Тот же резкий короткий взгляд серых глаз, круглое лицо с маленьким, слегка вздернутым носом и чувственные, расстегнутые губы — большеротый человек…
— Честь и место! — повторил он, садясь за стол и приглашая туда же Теплухина. — Эх, пипль-попль, долго не виделись! Судьба играет человеком, позволю себе высказаться.
— Откуда столько наглости у тебя — у Пантелейки? — не скрывая нарочито насмешливого и недружелюбного отношения к нему, подошел поближе Иван Митрофанович и, секунду поразмыслив, снял шапку и опустился на стул.
— Оттуда же, Иван Митрофанович, откуда у вас теперь покорность и натуральное, как говорится, спокойствие, — также подчеркнуто невозмутимо ответил Кандуша. — Зачем пришли к господину ротмистру? Давно мы не видались — это верно…
— Доложи ротмистру Басанину, что мне нужно выяснить с ним один вопрос.
— Касательно?
— Касательно того, что может интересовать только меня.

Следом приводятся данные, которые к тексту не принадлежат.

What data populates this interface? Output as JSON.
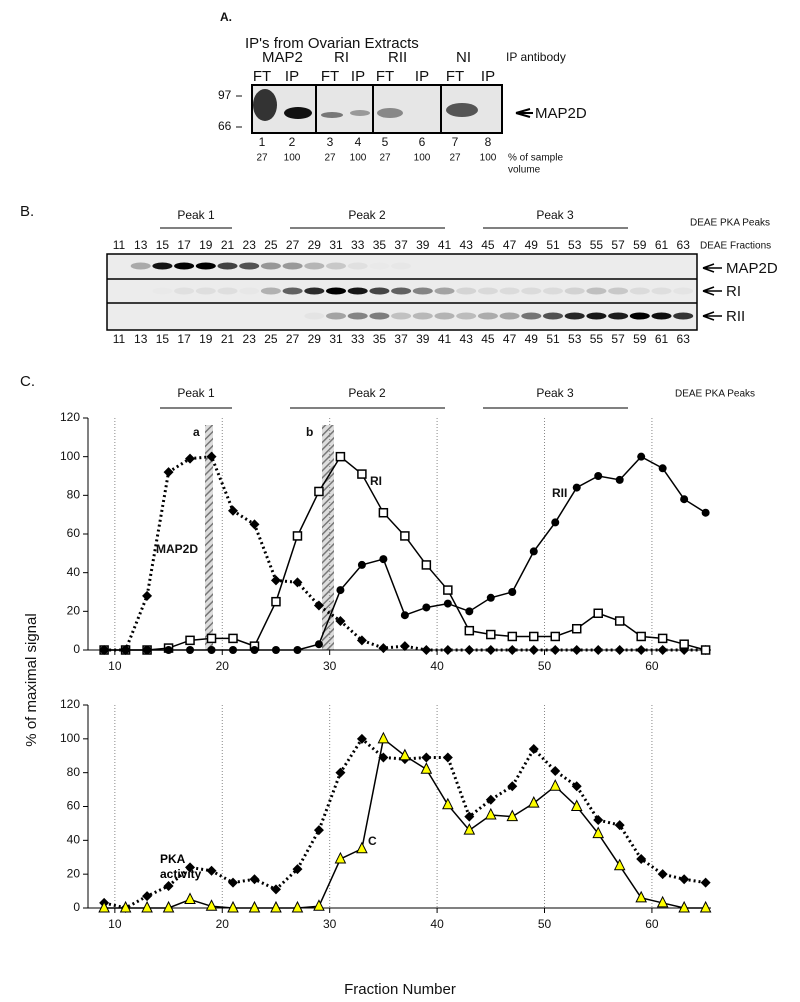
{
  "panel_a": {
    "label": "A.",
    "title": "IP's from Ovarian Extracts",
    "antibodies": [
      "MAP2",
      "RI",
      "RII",
      "NI"
    ],
    "antibody_caption": "IP antibody",
    "lanes": [
      "FT",
      "IP",
      "FT",
      "IP",
      "FT",
      "IP",
      "FT",
      "IP"
    ],
    "markers": [
      "97",
      "66"
    ],
    "band": "MAP2D",
    "lane_numbers": [
      1,
      2,
      3,
      4,
      5,
      6,
      7,
      8
    ],
    "sample_volume": [
      27,
      100,
      27,
      100,
      27,
      100,
      27,
      100
    ],
    "sample_volume_caption": [
      "% of sample",
      "volume"
    ]
  },
  "panel_b": {
    "label": "B.",
    "peaks": [
      "Peak 1",
      "Peak 2",
      "Peak 3"
    ],
    "peaks_caption": "DEAE PKA Peaks",
    "fractions": [
      11,
      13,
      15,
      17,
      19,
      21,
      23,
      25,
      27,
      29,
      31,
      33,
      35,
      37,
      39,
      41,
      43,
      45,
      47,
      49,
      51,
      53,
      55,
      57,
      59,
      61,
      63
    ],
    "fractions_caption": "DEAE Fractions",
    "rows": [
      "MAP2D",
      "RI",
      "RII"
    ]
  },
  "panel_c": {
    "label": "C.",
    "peaks": [
      "Peak 1",
      "Peak 2",
      "Peak 3"
    ],
    "peaks_caption": "DEAE PKA Peaks",
    "y_label": "% of maximal signal"
  },
  "chart_data": [
    {
      "type": "line",
      "annotations": [
        "a",
        "b"
      ],
      "x": [
        9,
        11,
        13,
        15,
        17,
        19,
        21,
        23,
        25,
        27,
        29,
        31,
        33,
        35,
        37,
        39,
        41,
        43,
        45,
        47,
        49,
        51,
        53,
        55,
        57,
        59,
        61,
        63,
        65
      ],
      "series": [
        {
          "name": "MAP2D",
          "color": "#000000",
          "marker": "diamond",
          "dash": "dotted",
          "values": [
            0,
            0,
            28,
            92,
            99,
            100,
            72,
            65,
            36,
            35,
            23,
            15,
            5,
            1,
            2,
            0,
            0,
            0,
            0,
            0,
            0,
            0,
            0,
            0,
            0,
            0,
            0,
            0,
            0
          ]
        },
        {
          "name": "RI",
          "color": "#000000",
          "marker": "square",
          "dash": "solid",
          "values": [
            0,
            0,
            0,
            1,
            5,
            6,
            6,
            2,
            25,
            59,
            82,
            100,
            91,
            71,
            59,
            44,
            31,
            10,
            8,
            7,
            7,
            7,
            11,
            19,
            15,
            7,
            6,
            3,
            0
          ]
        },
        {
          "name": "RII",
          "color": "#000000",
          "marker": "circle",
          "dash": "solid",
          "values": [
            0,
            0,
            0,
            0,
            0,
            0,
            0,
            0,
            0,
            0,
            3,
            31,
            44,
            47,
            18,
            22,
            24,
            20,
            27,
            30,
            51,
            66,
            84,
            90,
            88,
            100,
            94,
            78,
            71
          ]
        }
      ],
      "xlim": [
        7.5,
        65.5
      ],
      "ylim": [
        0,
        120
      ],
      "xticks": [
        10,
        20,
        30,
        40,
        50,
        60
      ],
      "yticks": [
        0,
        20,
        40,
        60,
        80,
        100,
        120
      ],
      "grid": true
    },
    {
      "type": "line",
      "x_label": "Fraction Number",
      "x": [
        9,
        11,
        13,
        15,
        17,
        19,
        21,
        23,
        25,
        27,
        29,
        31,
        33,
        35,
        37,
        39,
        41,
        43,
        45,
        47,
        49,
        51,
        53,
        55,
        57,
        59,
        61,
        63,
        65
      ],
      "series": [
        {
          "name": "PKA activity",
          "color": "#000000",
          "marker": "diamond",
          "dash": "dotted",
          "values": [
            3,
            0,
            7,
            13,
            24,
            22,
            15,
            17,
            11,
            23,
            46,
            80,
            100,
            89,
            88,
            89,
            89,
            54,
            64,
            72,
            94,
            81,
            72,
            52,
            49,
            29,
            20,
            17,
            15
          ]
        },
        {
          "name": "C",
          "color": "#ffff00",
          "marker": "triangle",
          "dash": "solid",
          "values": [
            0,
            0,
            0,
            0,
            5,
            1,
            0,
            0,
            0,
            0,
            1,
            29,
            35,
            100,
            90,
            82,
            61,
            46,
            55,
            54,
            62,
            72,
            60,
            44,
            25,
            6,
            3,
            0,
            0
          ]
        }
      ],
      "xlim": [
        7.5,
        65.5
      ],
      "ylim": [
        0,
        120
      ],
      "xticks": [
        10,
        20,
        30,
        40,
        50,
        60
      ],
      "yticks": [
        0,
        20,
        40,
        60,
        80,
        100,
        120
      ],
      "grid": true
    }
  ]
}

— Не доверяете… мне не доверяете? Господи, боже мой! — как-то неожиданно печально и серьезно вздохнул Кандуша и перегнулся через стол к Ивану Митрофановичу. — Воля ваша, конечно, а напрасно не доверяете. Теперь можете доверять. Смысла мне нет вас обманывать: вы мою планиду видите, а я — вашу. Так? Вражды, — как, например, вражды личной, — нет у меня к вам? Нет. Уважал я вас? Уважал. Эх, вспомните только, Иван Митрофанович… Постойте, не перебивайте… Верил я вам? Верил. Пипль-попль! Атаманом своей души считал драгоценного Ивана Митрофановича! Может, вру? Сами знаете, так оно было, так… Брошюрки, прокламации по всем углам разносил, нелегальные листки чуть не городовому на спину наклеивал…
— Вот именно — городовому. Наверно, в руку ему совал да называл тайком наши фамилии.
— Не смеете! — вскрикнул Кандуша, и черные фитили его глаз зажглись на мгновение неподдельным гневом. — Не смеете так говорить, слышите? «Пантелейка»! Презрительно теперь называете, — а раньше? Кто раньше не щадил себя, позволю себе высказаться? Кому важную, опасную работу поручали? Мне, Пантелейке. Только называли тогда так — с дружбой, с любовью даже…
— Напрасно, значит.
— Нет, тогда — не напрасно. Не перебивайте, дайте досказать. Если уж встретились, выслушайте до конца. Вас и всех ваших товарищей по каторжной дороге увезли, а я остался. Кто знал меня? Никто, никогда. Что я есмь, что был тогда? Ну, что? Ну, ноготь с пальца вашего, Иван Митрофанович… Не больше. Кому ноготь срезанный во вред пойдет, — не так? А срезали тогда всех начисто, под самый корень… Революция или послабление государственной власти? Не будет ничего такого в России нашей — крышка! Выдуло сие помышление, как пыль с камня. Видали теперь Россию? А-а… то-то же!
— Мне нужен ротмистр, — перебил его Теплухин, хмуря брови и нетерпеливо поглядывая на плотно прикрытые двери в соседнюю комнату. — Болтай, болтай, — на язык пошлины не ставят.
— Доскажу, доскажу вам, Иван Митрофанович…
— Хорош охранник, который так исповедуется? — вдруг зло усмехнулся Теплухин. — Смотри, Пантелейка, выдует и тебя отсюда… Смотри.
Кандуша выпрямился на стуле, но через секунду вновь перегнулся через стол и, прищурившись, посмотрел вызывающе на собеседника. Иван Митрофанович увидел близко перед собой очень реденькие и жесткие, как мочало, кандушины сероватые усы — словно не живые, не растущие на губе, а натыканные в нее каждым волоском порознь, и среди усов — свежий выдавленный прыщик. «Гнилушка какая», — невольно отодвинулся Иван Митрофанович.